From Leonard Cohen to Neil Young: Roger Waters picks 8 songs he couldn’t live without
Roger Waters, the singer, songwriter, bassist, and composer best known as the co-founding member of the pioneering progressive rock band Pink Floyd, has selected eight songs that he couldn’t live without. It makes for a fantastic playlist and offers up a keen insight into the mercurial mind of a bonafide rock great.
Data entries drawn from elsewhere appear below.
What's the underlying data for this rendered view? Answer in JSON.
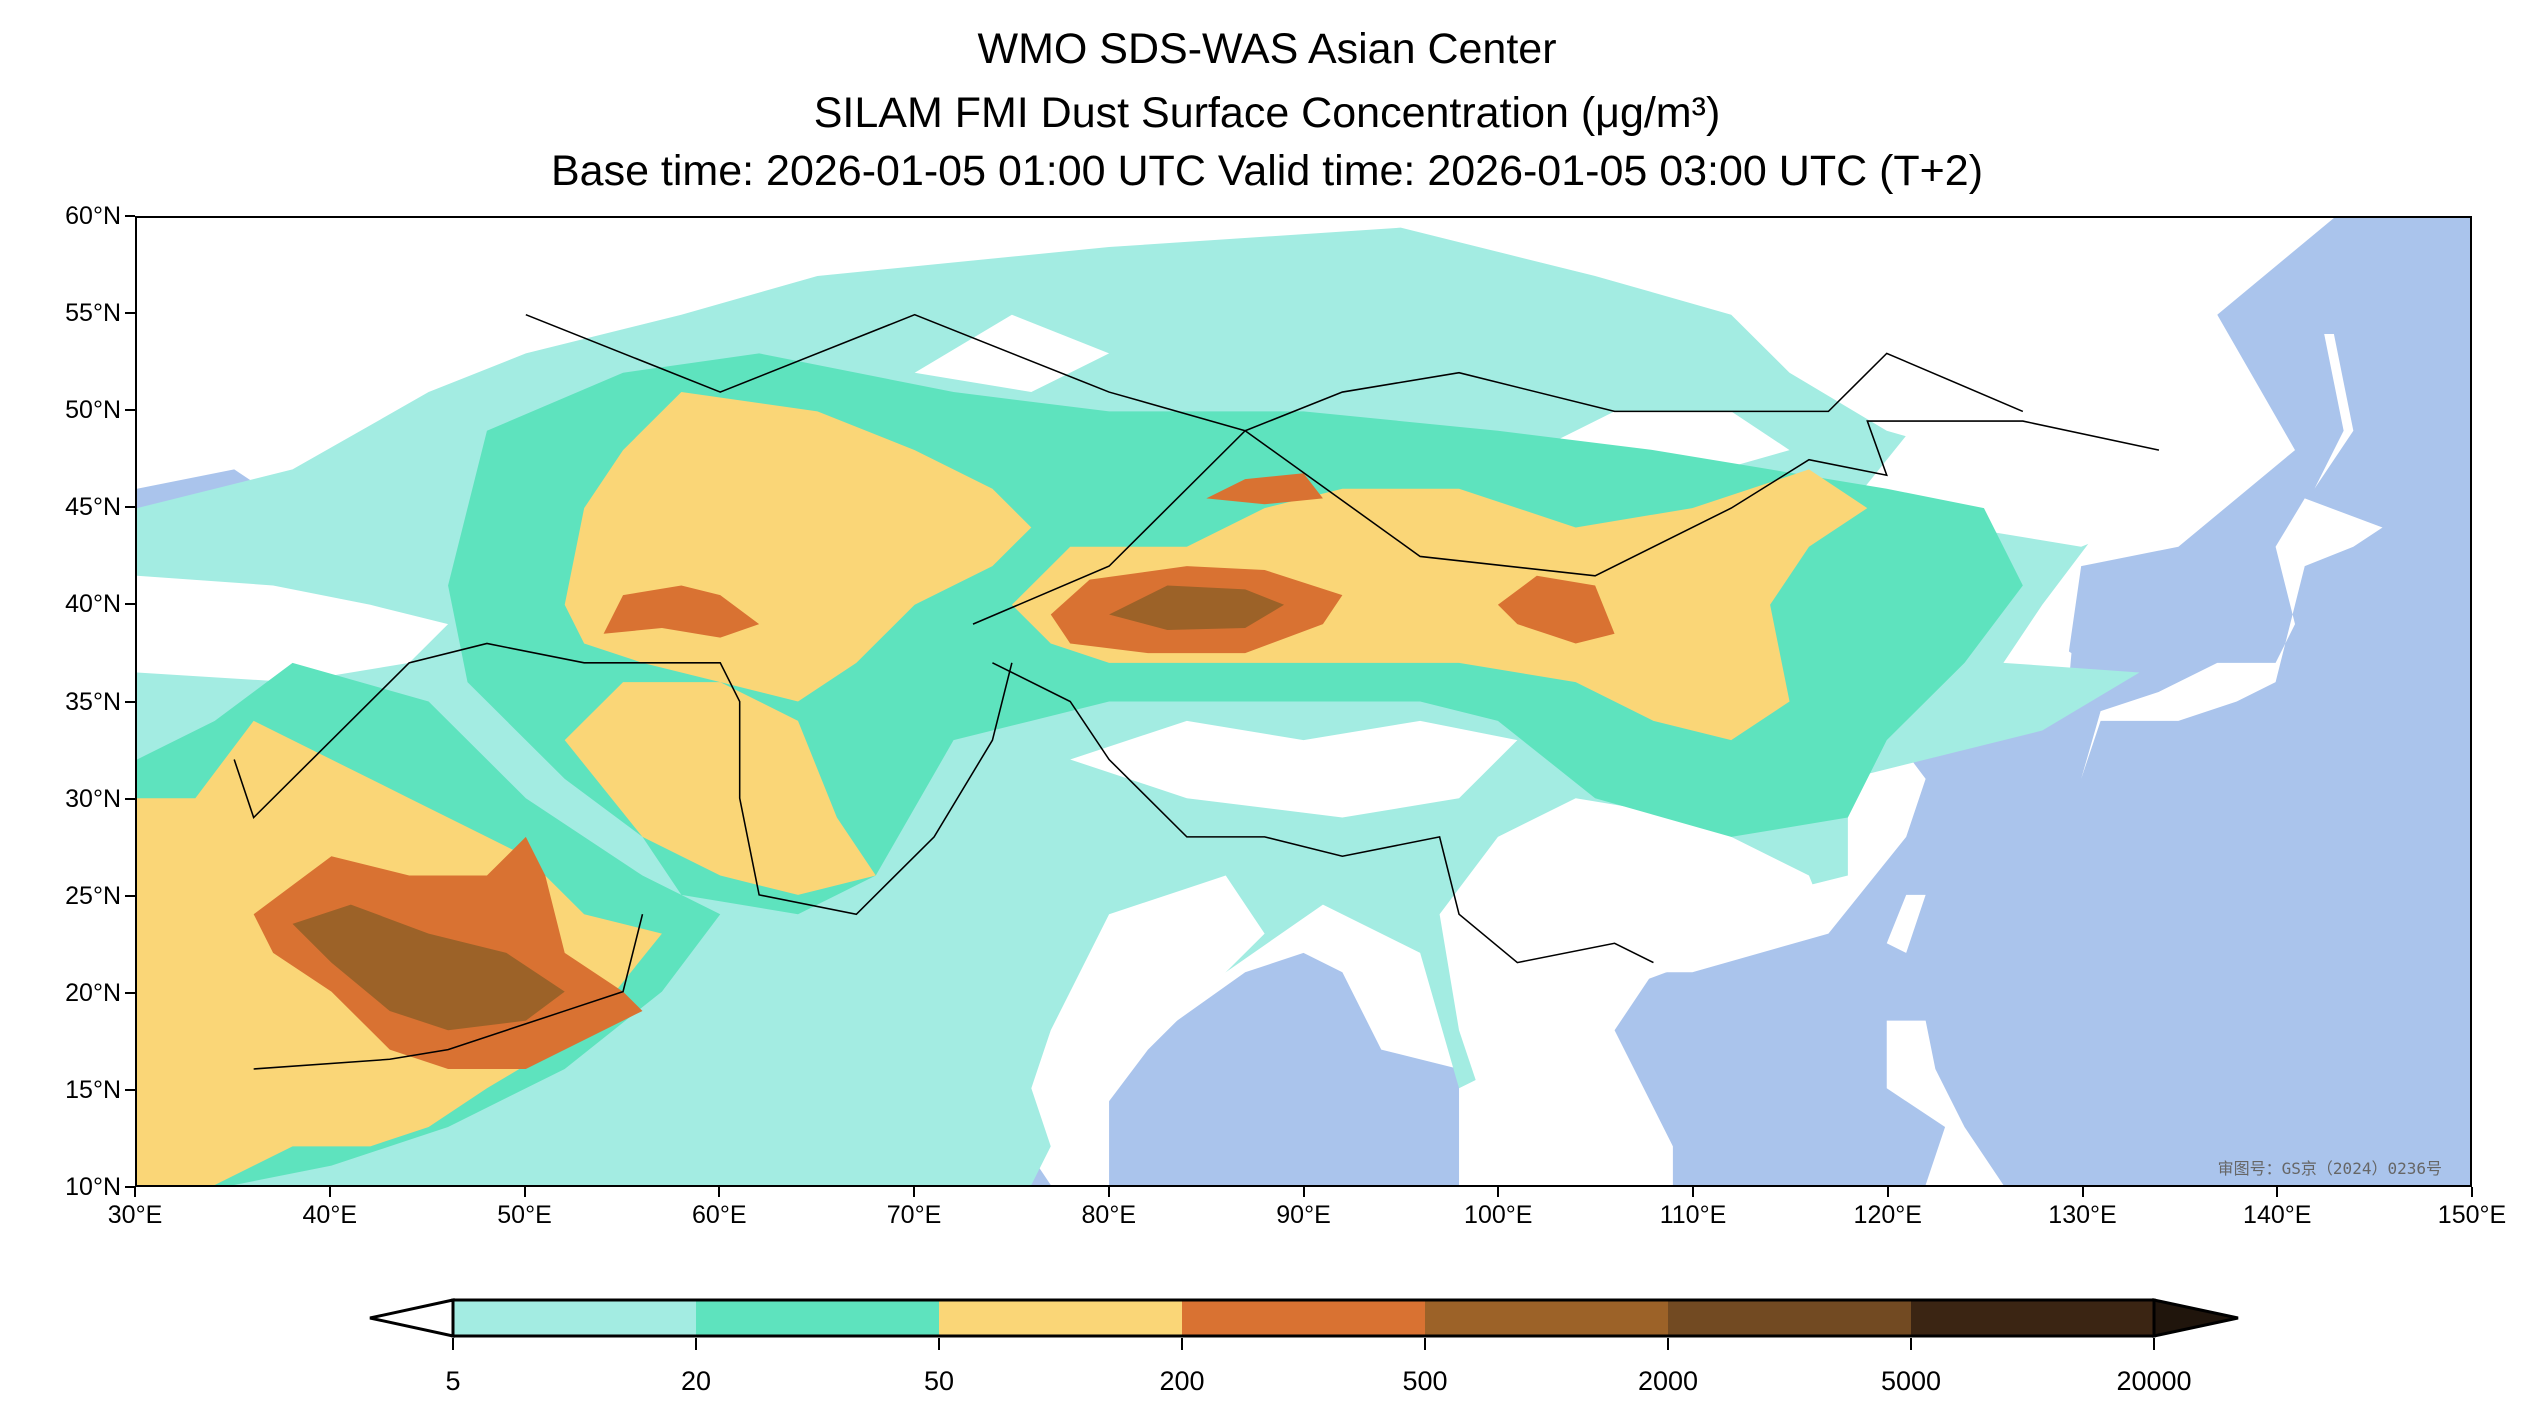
{
  "title": {
    "line1": "WMO SDS-WAS Asian Center",
    "line2": "SILAM FMI Dust Surface Concentration (μg/m³)",
    "line3": "Base time: 2026-01-05 01:00 UTC Valid time: 2026-01-05 03:00 UTC (T+2)"
  },
  "map": {
    "lon_range": [
      30,
      150
    ],
    "lat_range": [
      10,
      60
    ],
    "lon_ticks": [
      "30°E",
      "40°E",
      "50°E",
      "60°E",
      "70°E",
      "80°E",
      "90°E",
      "100°E",
      "110°E",
      "120°E",
      "130°E",
      "140°E",
      "150°E"
    ],
    "lat_ticks": [
      "10°N",
      "15°N",
      "20°N",
      "25°N",
      "30°N",
      "35°N",
      "40°N",
      "45°N",
      "50°N",
      "55°N",
      "60°N"
    ],
    "watermark": "审图号：GS京（2024）0236号",
    "colors": {
      "ocean": "#aac4ec",
      "land": "#ffffff"
    }
  },
  "colorbar": {
    "levels": [
      "5",
      "20",
      "50",
      "200",
      "500",
      "2000",
      "5000",
      "20000"
    ],
    "colors": [
      "#a3ece2",
      "#5ee3be",
      "#fad677",
      "#d97232",
      "#9c6228",
      "#724a22",
      "#3b2513"
    ],
    "under_color": "#ffffff",
    "over_color": "#20150c"
  }
}
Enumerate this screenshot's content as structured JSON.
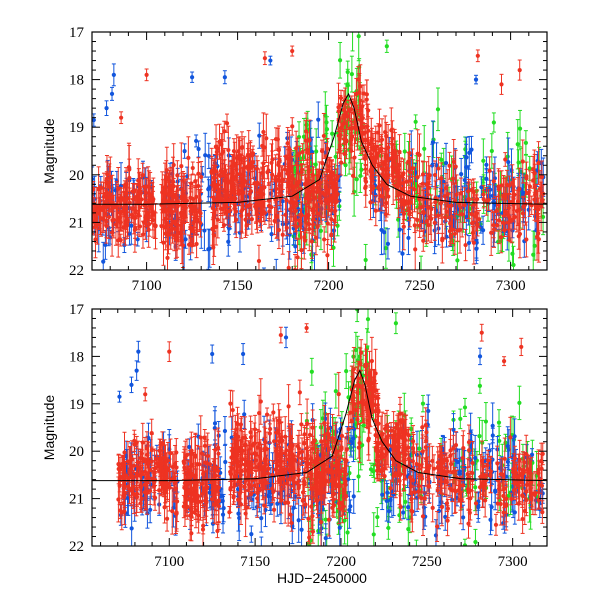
{
  "chart_data": {
    "type": "scatter",
    "colors": {
      "red": "#ee3322",
      "blue": "#1155dd",
      "green": "#22dd22",
      "model": "#000000",
      "frame": "#000000"
    },
    "series": [
      {
        "name": "red",
        "color": "#ee3322"
      },
      {
        "name": "blue",
        "color": "#1155dd"
      },
      {
        "name": "green",
        "color": "#22dd22"
      }
    ],
    "xlabel": "HJD−2450000",
    "ylabel": "Magnitude",
    "panels": [
      {
        "id": "top",
        "xlim": [
          7070,
          7320
        ],
        "ylim": [
          22,
          17
        ],
        "xticks": [
          7100,
          7150,
          7200,
          7250,
          7300
        ],
        "yticks": [
          17,
          18,
          19,
          20,
          21,
          22
        ],
        "show_xlabel": false,
        "seed": 11
      },
      {
        "id": "bottom",
        "xlim": [
          7055,
          7320
        ],
        "ylim": [
          22,
          17
        ],
        "xticks": [
          7100,
          7150,
          7200,
          7250,
          7300
        ],
        "yticks": [
          17,
          18,
          19,
          20,
          21,
          22
        ],
        "show_xlabel": true,
        "seed": 29
      }
    ],
    "model_curve": [
      [
        7055,
        20.62
      ],
      [
        7100,
        20.62
      ],
      [
        7150,
        20.58
      ],
      [
        7180,
        20.45
      ],
      [
        7195,
        20.1
      ],
      [
        7203,
        19.2
      ],
      [
        7208,
        18.5
      ],
      [
        7211,
        18.3
      ],
      [
        7214,
        18.6
      ],
      [
        7218,
        19.3
      ],
      [
        7224,
        19.8
      ],
      [
        7232,
        20.2
      ],
      [
        7245,
        20.45
      ],
      [
        7270,
        20.58
      ],
      [
        7320,
        20.62
      ]
    ],
    "clusters": [
      {
        "series": "red",
        "x": [
          7070,
          7105
        ],
        "y": 20.6,
        "sd": 0.38,
        "n": 130
      },
      {
        "series": "red",
        "x": [
          7108,
          7130
        ],
        "y": 20.7,
        "sd": 0.45,
        "n": 110
      },
      {
        "series": "red",
        "x": [
          7135,
          7180
        ],
        "y": 20.2,
        "sd": 0.5,
        "n": 210
      },
      {
        "series": "red",
        "x": [
          7180,
          7205
        ],
        "y": 20.4,
        "sd": 0.55,
        "n": 120
      },
      {
        "series": "red",
        "x": [
          7205,
          7222
        ],
        "y": 18.9,
        "sd": 0.45,
        "n": 70
      },
      {
        "series": "red",
        "x": [
          7220,
          7240
        ],
        "y": 19.9,
        "sd": 0.4,
        "n": 90
      },
      {
        "series": "red",
        "x": [
          7240,
          7262
        ],
        "y": 20.5,
        "sd": 0.4,
        "n": 60
      },
      {
        "series": "red",
        "x": [
          7262,
          7318
        ],
        "y": 20.6,
        "sd": 0.4,
        "n": 120
      },
      {
        "series": "blue",
        "x": [
          7070,
          7105
        ],
        "y": 20.7,
        "sd": 0.45,
        "n": 45
      },
      {
        "series": "blue",
        "x": [
          7110,
          7180
        ],
        "y": 20.6,
        "sd": 0.6,
        "n": 110
      },
      {
        "series": "blue",
        "x": [
          7180,
          7208
        ],
        "y": 20.5,
        "sd": 0.6,
        "n": 45
      },
      {
        "series": "blue",
        "x": [
          7222,
          7318
        ],
        "y": 20.6,
        "sd": 0.55,
        "n": 120
      },
      {
        "series": "green",
        "x": [
          7180,
          7206
        ],
        "y": 20.4,
        "sd": 0.8,
        "n": 60
      },
      {
        "series": "green",
        "x": [
          7206,
          7218
        ],
        "y": 18.8,
        "sd": 0.8,
        "n": 30
      },
      {
        "series": "green",
        "x": [
          7218,
          7318
        ],
        "y": 20.4,
        "sd": 0.7,
        "n": 90
      }
    ],
    "outliers": [
      {
        "series": "blue",
        "x": 7071,
        "y": 18.85
      },
      {
        "series": "blue",
        "x": 7078,
        "y": 18.6
      },
      {
        "series": "blue",
        "x": 7081,
        "y": 18.3
      },
      {
        "series": "blue",
        "x": 7082,
        "y": 17.9
      },
      {
        "series": "red",
        "x": 7086,
        "y": 18.8
      },
      {
        "series": "red",
        "x": 7100,
        "y": 17.9
      },
      {
        "series": "blue",
        "x": 7125,
        "y": 17.95
      },
      {
        "series": "blue",
        "x": 7143,
        "y": 17.95
      },
      {
        "series": "red",
        "x": 7165,
        "y": 17.55
      },
      {
        "series": "blue",
        "x": 7168,
        "y": 17.6
      },
      {
        "series": "red",
        "x": 7282,
        "y": 17.5
      },
      {
        "series": "blue",
        "x": 7281,
        "y": 18.0
      },
      {
        "series": "red",
        "x": 7295,
        "y": 18.1
      },
      {
        "series": "red",
        "x": 7305,
        "y": 17.8
      },
      {
        "series": "red",
        "x": 7180,
        "y": 17.4
      },
      {
        "series": "green",
        "x": 7232,
        "y": 17.3
      }
    ]
  }
}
Waters has become a leading voice in the rock scene ever since he and Pink Floyd began changing the chemical make-up of rock ‘n’ roll in the late sixties. While he and Syd Barrett can consider themselves at the forefront of the acid scene, Waters has since moved into every different project and venture with the same progressive and forward-thinking enthusiasm. It makes him one of the most engaging artists of his generation.
Having initially only taken the role of bass player in the formative years of the band, letting Barret lead in both lyric writing and musical composition, Waters stepped up to be the band’s leader following the difficult departure of Syd Barrett in 1968. He soon became the face of Pink Floyd and, despite duelling constantly with David Gilmour—something he’s never shied away from doing—Waters has been seen as a grand member of British rock royalty.
For the next 20 years Waters and Pink Floyd would go on to achieve international fame with critically acclaimed records such as The Dark Side of the Moon, Wish You Were Here, Animals, and The Wall while rubbing shoulders with some other hugely influential figures of a counter-culture movement. It would result in the major development of pop and alternative music, with an extra focus on the evolution of sonic landscapes.
It’s safe to say his favourite songs are filled with the esteem Waters gave his own work and pays homage to some serious figures of the past, noting their value to the wider musical sphere as well as his own personal progression.
Leaving the band in 1985 amid creative differences (shockingly), Waters went on to enjoy a successful solo career before reuniting with his former bandmates years later for some one-off performances. Reflecting on a career that has seen him change the landscape of music as we know it, Waters sat down with BBC Radio 4 as part of their Desert Island Discs feature to pick out eight songs that he holds dearly.
It’s impossible for us to over-sell the importance BBC’s Desert Island Discs has in the dense tapestry of British pop culture. It’s a time-honoured tradition that has seen Prime Ministers and rock stars alike walk through its studio doors. Created by Roy Plomley way back in 1942, the format is always the same, each week a guest is invited by the host to choose the eight records they would take with them to a desert island.
As well as their eight discs, a complimentary collection of the complete works of Shakespeare and a bible, the star in question also gets to choose one luxury item and one book. There’s not much left to do but sit back and listen to Waters’ favourite tracks.
His first pick is indicative of the path we’re about to join the musician on, “Neil Young singing ‘Helpless’,” Waters began. “There is an honesty and a truth in everything that he’s done. You feel the man’s integrity and passion. I can feel the hairs standing up on the back of my neck now remembering the purity with which he hits the first notes of this song. It’s extraordinarily moving and eloquent.”
Including a typically eclectic list of artists, Waters continued with a reference to Leonard Cohen, an artist he would cross paths with on numerous occasions during Pink Floyd tours. “Leonard Cohen and Bob Dylan were the two men who allowed us to believe that there was an open door between poetry and song lyrics,” he said. “This song of his, ‘Bird On The Wire’, is so simple, so moving, so brilliant. I love it.”
Giacomo Puccini – ‘E Lucevan Le Stelle’ (from Tosca)
Billie Holiday – ‘God Bless the Child’
Gustav Mahler – Symphony No. 5 in C sharp minor – ‘4th Movement’
When discussing Ray Charles, Waters said: “I actually met him, fleetingly, when I was a student studying architecture in London. We were living in a squat in Cheyne Gardens—the whole block was full of squats—and Chet was squatting three doors down and this must have been 1962. He was a junkie and he had no teeth and he Roger Waters couldn’t play anymore and I’ve seen films about him after he got himself together but what a remarkable man. What an extraordinary talent.”